Liputan6.com, Jakarta - AI generatif dapat menjadi ancaman terhadap privasi, bahkan dengan praktik media sosial yang aman. Mahasiswa pascasarjana di Stanford University mengembangkan aplikasi bernama Predicting Image Geolocations (Pigeon) yang mampu menemukan lokasi seseorang dari latar belakang foto, bahkan hanya dari tampilan jalan.
Pigeon, menggunakan jaringan saraf CLIP dari OpenAI, dapat dengan akurat memprediksi negara yang digambarkan dalam foto dengan akurasi 92 persen.
Advertisement
Bahkan, AI ini dapat menentukan lokasi dalam jarak 25 kilometer dari lokasi target dengan tingkat keberhasilan lebih dari 40 persen.
Mengutip ZDNet, Selasa (26/12/2023), Pigeon awalnya dikembangkan sebagai proyek terinspirasi dari permainan GeoGuessr, di mana pemain menebak lokasi dari foto Google Street View.
Pigeon berhasil menempati peringkat 0,01 persen teratas di permainan tersebut dan bahkan mengalahkan pemain profesional GeoGuessr, Trevor Rainbolt, dalam pertandingan online yang disaksikan oleh lebih dari 1,7 juta penonton.

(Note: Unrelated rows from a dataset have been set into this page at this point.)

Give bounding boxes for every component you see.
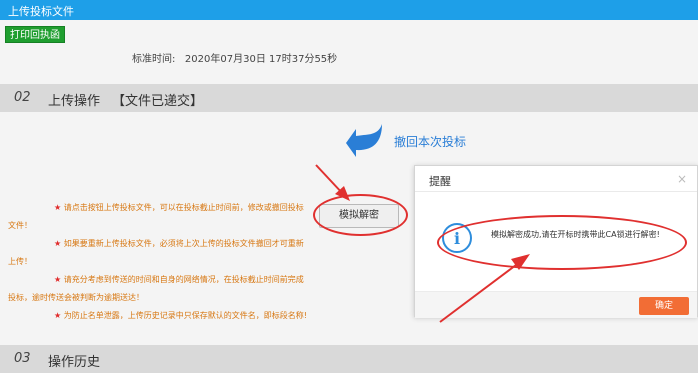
undo-arrow-icon <box>346 124 382 157</box>
dialog-message: 模拟解密成功,请在开标时携带此CA锁进行解密! <box>491 230 660 239</box>
reminder-dialog: 提醒 × i 模拟解密成功,请在开标时携带此CA锁进行解密! 确定 <box>414 165 698 318</box>
dialog-footer: 确定 <box>415 291 697 318</box>
dialog-header: 提醒 × <box>415 166 697 192</box>
standard-time: 标准时间: 2020年07月30日 17时37分55秒 <box>132 50 337 65</box>
submission-status: 【文件已递交】 <box>112 94 204 109</box>
window-title: 上传投标文件 <box>8 5 74 18</box>
star-icon: ★ <box>54 203 62 212</box>
section-title: 上传操作 <box>48 94 101 109</box>
annotation-arrow <box>315 164 345 196</box>
window-titlebar: 上传投标文件 <box>0 0 698 20</box>
confirm-button[interactable]: 确定 <box>639 297 689 315</box>
simulate-decrypt-button[interactable]: 模拟解密 <box>319 204 399 228</box>
section-number: 03 <box>14 351 31 366</box>
star-icon: ★ <box>54 239 62 248</box>
section-upload-header: 02 上传操作 【文件已递交】 <box>0 84 698 112</box>
print-receipt-button[interactable]: 打印回执函 <box>5 26 65 43</box>
section-number: 02 <box>14 90 31 105</box>
instruction-item: ★ 请点击按钮上传投标文件，可以在投标截止时间前，修改或撤回投标文件！ <box>8 203 304 230</box>
instruction-item: ★ 如果要重新上传投标文件，必须将上次上传的投标文件撤回才可重新上传！ <box>8 239 304 266</box>
upload-instructions: ★ 请点击按钮上传投标文件，可以在投标截止时间前，修改或撤回投标文件！ ★ 如果… <box>8 199 308 325</box>
withdraw-bid-link[interactable]: 撤回本次投标 <box>334 121 466 163</box>
star-icon: ★ <box>54 275 62 284</box>
instruction-item: ★ 为防止名单泄露，上传历史记录中只保存默认的文件名，即标段名称! <box>54 311 307 320</box>
section-title: 操作历史 <box>48 355 101 370</box>
annotation-arrowhead <box>335 186 350 201</box>
section-history-header: 03 操作历史 <box>0 345 698 373</box>
toolbar: 打印回执函 <box>0 20 698 48</box>
instruction-item: ★ 请充分考虑到传送的时间和自身的网络情况，在投标截止时间前完成投标，逾时传送会… <box>8 275 304 302</box>
info-icon: i <box>442 223 472 253</box>
standard-time-label: 标准时间: <box>132 54 176 65</box>
withdraw-bid-label: 撤回本次投标 <box>394 135 467 149</box>
dialog-title: 提醒 <box>429 175 451 188</box>
star-icon: ★ <box>54 311 62 320</box>
standard-time-value: 2020年07月30日 17时37分55秒 <box>184 54 338 65</box>
close-icon[interactable]: × <box>677 172 687 186</box>
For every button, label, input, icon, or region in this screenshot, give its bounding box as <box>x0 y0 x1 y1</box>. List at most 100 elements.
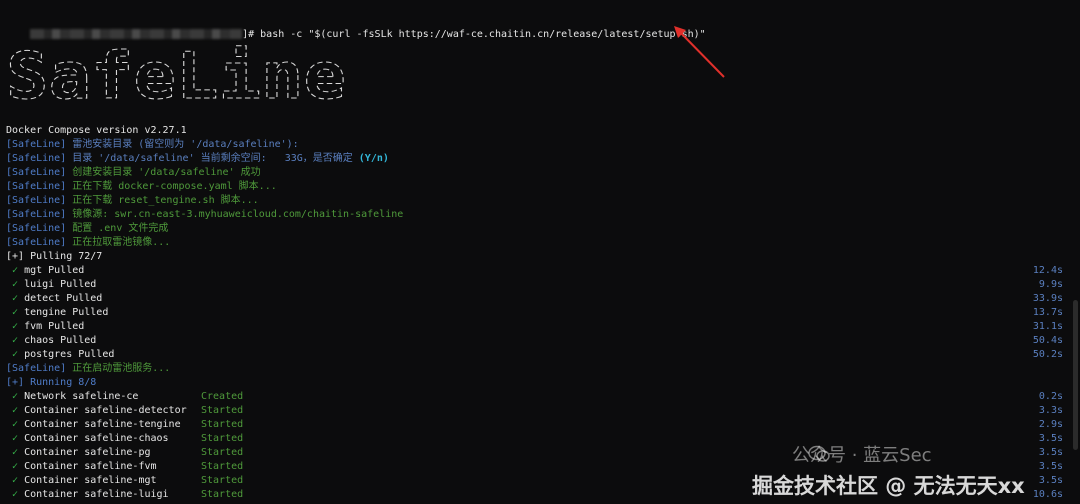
svg-text:SafeLine: SafeLine <box>6 40 346 112</box>
check-icon: ✓ <box>6 279 25 290</box>
container-name: Container safeline-tengine <box>24 419 181 430</box>
container-row: ✓ Container safeline-tengine Started <box>6 418 243 432</box>
container-name: Container safeline-mgt <box>24 475 157 486</box>
check-icon: ✓ <box>6 433 25 444</box>
container-row: ✓ Network safeline-ce Created <box>6 390 243 404</box>
scrollbar[interactable] <box>1073 300 1078 450</box>
log-prefix: [SafeLine] <box>6 363 67 374</box>
log-line: [SafeLine] 正在拉取雷池镜像... <box>6 236 170 250</box>
check-icon: ✓ <box>6 405 25 416</box>
container-row: ✓ Container safeline-luigi Started <box>6 488 243 502</box>
pulled-name: tengine Pulled <box>24 307 109 318</box>
pulled-row: ✓ tengine Pulled <box>6 306 108 320</box>
confirm-prompt: (Y/n) <box>352 153 389 164</box>
container-duration: 3.5s <box>1038 447 1063 458</box>
container-status: Started <box>201 461 244 472</box>
log-line: [SafeLine] 目录 '/data/safeline' 当前剩余空间: 3… <box>6 152 389 166</box>
check-icon: ✓ <box>6 419 25 430</box>
container-name: Network safeline-ce <box>24 391 139 402</box>
container-status: Created <box>201 391 244 402</box>
log-line: [SafeLine] 正在下载 reset_tengine.sh 脚本... <box>6 194 259 208</box>
log-text: 雷池安装目录 (留空则为 '/data/safeline'): <box>66 139 299 150</box>
container-row: ✓ Container safeline-pg Started <box>6 446 243 460</box>
check-icon: ✓ <box>6 265 25 276</box>
pulled-name: luigi Pulled <box>24 279 97 290</box>
pulled-row: ✓ postgres Pulled <box>6 348 114 362</box>
pulled-row: ✓ chaos Pulled <box>6 334 96 348</box>
container-row: ✓ Container safeline-fvm Started <box>6 460 243 474</box>
container-status: Started <box>201 475 244 486</box>
container-status: Started <box>201 433 244 444</box>
terminal-window[interactable]: ]# bash -c "$(curl -fsSLk https://waf-ce… <box>0 0 1080 504</box>
pull-duration: 9.9s <box>1038 279 1063 290</box>
container-name: Container safeline-pg <box>24 447 151 458</box>
log-text: 目录 '/data/safeline' 当前剩余空间: 33G，是否确定 <box>66 153 353 164</box>
container-name: Container safeline-luigi <box>24 489 169 500</box>
log-prefix: [SafeLine] <box>6 223 67 234</box>
container-row: ✓ Container safeline-mgt Started <box>6 474 243 488</box>
container-row: ✓ Container safeline-detector Started <box>6 404 243 418</box>
log-prefix: [SafeLine] <box>6 139 67 150</box>
starting-text: 正在启动雷池服务... <box>66 363 171 374</box>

Cara kerja Pigeon melibatkan pelatihan dengan dataset mencakup 100.000 lokasi asli dari GeoGuessr dan 400.000 gambar yang mencakup seluruh "panorama" di lokasi tertentu.
Meskipun jumlah pelatihan Pigeon jauh lebih kecil dibandingkan model AI lainnya, seperti DALL-E 2 dari OpenAI, hasilnya tetap mengesankan.
Proyek serupa bernama Pigeotto dilatih dengan lebih dari empat juta foto dari Flickr dan Wikipedia untuk mengidentifikasi lokasi dari satu gambar. Kinerja Pigeotto bahkan mengungguli hasil sebelumnya dalam akurasi kota dan negara.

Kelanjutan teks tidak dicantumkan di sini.